El metal que entra en el cuerpo se bioacumula, dice José Matías Peñas, investigador de la Universidad de Limoges (Francia) edafólogo, doctor en Minería y Desarrollo Sostenible, cartagenero. A las administraciones local y autónoma les debe importar bledo y medio el proyecto de Peñas, de los investigadores de la Universidad Politécnica de Cartagena, del Consejo de Seguridad Nuclear. Para los que se creen dueños de la mejor y más contaminada tierra del mundo las evidencias científicas son tan irrelevantes como un chinarro de La Asomada, o que los pájaros se mueran al acercarse a esas balsas tóxicas en la entrada a Cartagena, a pocos metros donde la gente compra, come o va al cine en un gran centro comercial. Que los vecinos del Ensanche, hartos de ver como la gente enferma, les hayan denunciado por prevaricación. Ahora la Comunidad Autónoma y el ayuntamiento de Cartagena se harán cargo de la descontaminación de esos terrenos, porque urge el ladrillo, las licencias urbanísticas y todo lo demás que ya sabemos. El dinero, que es el nuestro, por encima de la vida y la salud. Cuando el viento sople, los tóxicos entrarán en los cuerpos de ricos y pobres por igual. Dará lo mismo, porque hasta los votos se han contaminado en la región de España con mayor concentración de indigencia mental que quiere seguir la fiesta. Si el vaquero viera esto, diría algo así con su voz rota: por favor, hermanos, despertad ya.

No hace tanto tiempo en que Jorge el vaquero fue el mendigo más estelar de Cartagena. Era un pobre en una ciudad mucho más rica de lo que ahora es. Un tipo bueno, simpático, que vivía en una neblina perenne de vino barato y pacharán. Un fotógrafo le compró una radio que llevaba colgada, siempre en el mismo dial, funky y pop de los ochenta. Se miraba en el espejo de una tienda de souvenir del puerto, se ajustaba el sombrero a lo Clint y disparaba imaginarias balas a su reflejo, moviendo su figura pequeña, comprobando la coreografía de reojo. La gente lo quería por su carisma, aunque estuviera turbio. Por su profesional perrillo Rambo y porque su miseria no parecía contagiosa. Cuando murió de frío, le lloraron como a un amigo y pusieron una placa en el banco donde pasaba horas viendo el mar. No miramos a los ojos de los mendigos para no saber que, de un día para otro, nosotros podemos ser uno de ellos.

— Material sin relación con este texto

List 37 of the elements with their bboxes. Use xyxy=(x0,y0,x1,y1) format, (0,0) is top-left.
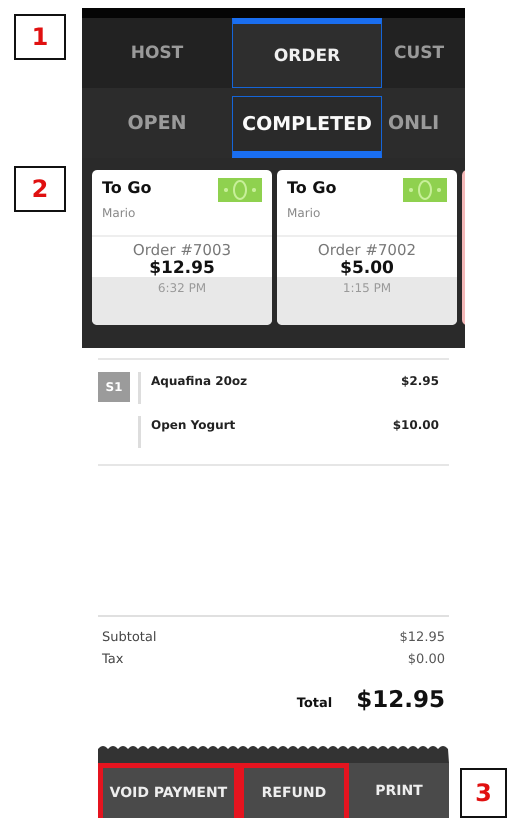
callout-number: 3 xyxy=(460,768,507,818)
filter-tab[interactable]: OPEN xyxy=(82,88,232,158)
item-price: $2.95 xyxy=(401,374,439,390)
callout-number: 1 xyxy=(14,14,66,60)
item-price: $10.00 xyxy=(392,418,439,434)
total-label: Total xyxy=(296,696,332,711)
action-button[interactable]: REFUND xyxy=(238,763,349,818)
order-amount: $5.00 xyxy=(339,259,395,277)
item-name: Aquafina 20oz xyxy=(151,374,248,390)
subtotal-label: Subtotal xyxy=(102,629,156,647)
filter-tab[interactable]: ONLI xyxy=(382,88,462,158)
server-name: Mario xyxy=(287,206,322,220)
order-card[interactable]: To Go Mario Order #7003 $12.95 6:32 PM xyxy=(92,170,272,325)
action-button[interactable]: VOID PAYMENT xyxy=(98,763,239,818)
total-value: $12.95 xyxy=(356,687,445,713)
subtotal-value: $12.95 xyxy=(400,629,445,647)
order-card[interactable]: To Go Mario Order #7002 $5.00 1:15 PM xyxy=(277,170,457,325)
nav-tab[interactable]: ORDER xyxy=(232,18,382,88)
order-type: To Go xyxy=(102,178,152,197)
order-amount: $12.95 xyxy=(148,259,216,277)
order-time: 6:32 PM xyxy=(158,281,206,295)
order-number: Order #7002 xyxy=(316,241,418,259)
callout-number: 2 xyxy=(14,166,66,212)
seat-badge: S1 xyxy=(98,372,130,402)
order-number: Order #7003 xyxy=(132,241,232,259)
nav-tab[interactable]: CUST xyxy=(382,18,462,88)
filter-tab[interactable]: COMPLETED xyxy=(232,96,382,158)
tax-label: Tax xyxy=(102,651,124,669)
cash-icon xyxy=(403,178,447,202)
item-name: Open Yogurt xyxy=(151,418,236,434)
action-button[interactable]: PRINT xyxy=(348,763,449,818)
tax-value: $0.00 xyxy=(408,651,445,669)
order-type: To Go xyxy=(287,178,336,197)
cash-icon xyxy=(218,178,262,202)
nav-tab[interactable]: HOST xyxy=(82,18,232,88)
order-time: 1:15 PM xyxy=(342,281,392,295)
server-name: Mario xyxy=(102,206,136,220)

Eran tiempos convulsos, cuando los trabajadores de las empresas químicas de Torreciega estaban a punto de perder sus puestos de trabajo. El suelo de El Hondón era ya un infierno de arsénico, cromo, cadmio, zinc, mercurio. Como lo es ahora, casi veinte años después. Un paisaje lunar donde no crece una mala hierba. En épocas de transacciones, ayuntamientos como el de Cartagena y gobiernos como el autonómico (ellos, los de entonces, siguen hoy siendo los mismos) doraban el sueño urbanístico de construir viviendas de lujo sobre hectáreas de residuos químicos enterrados. Aún lo siguen pensando, da igual que bajo el cementerio indio duerma un cancerígeno poltergeist.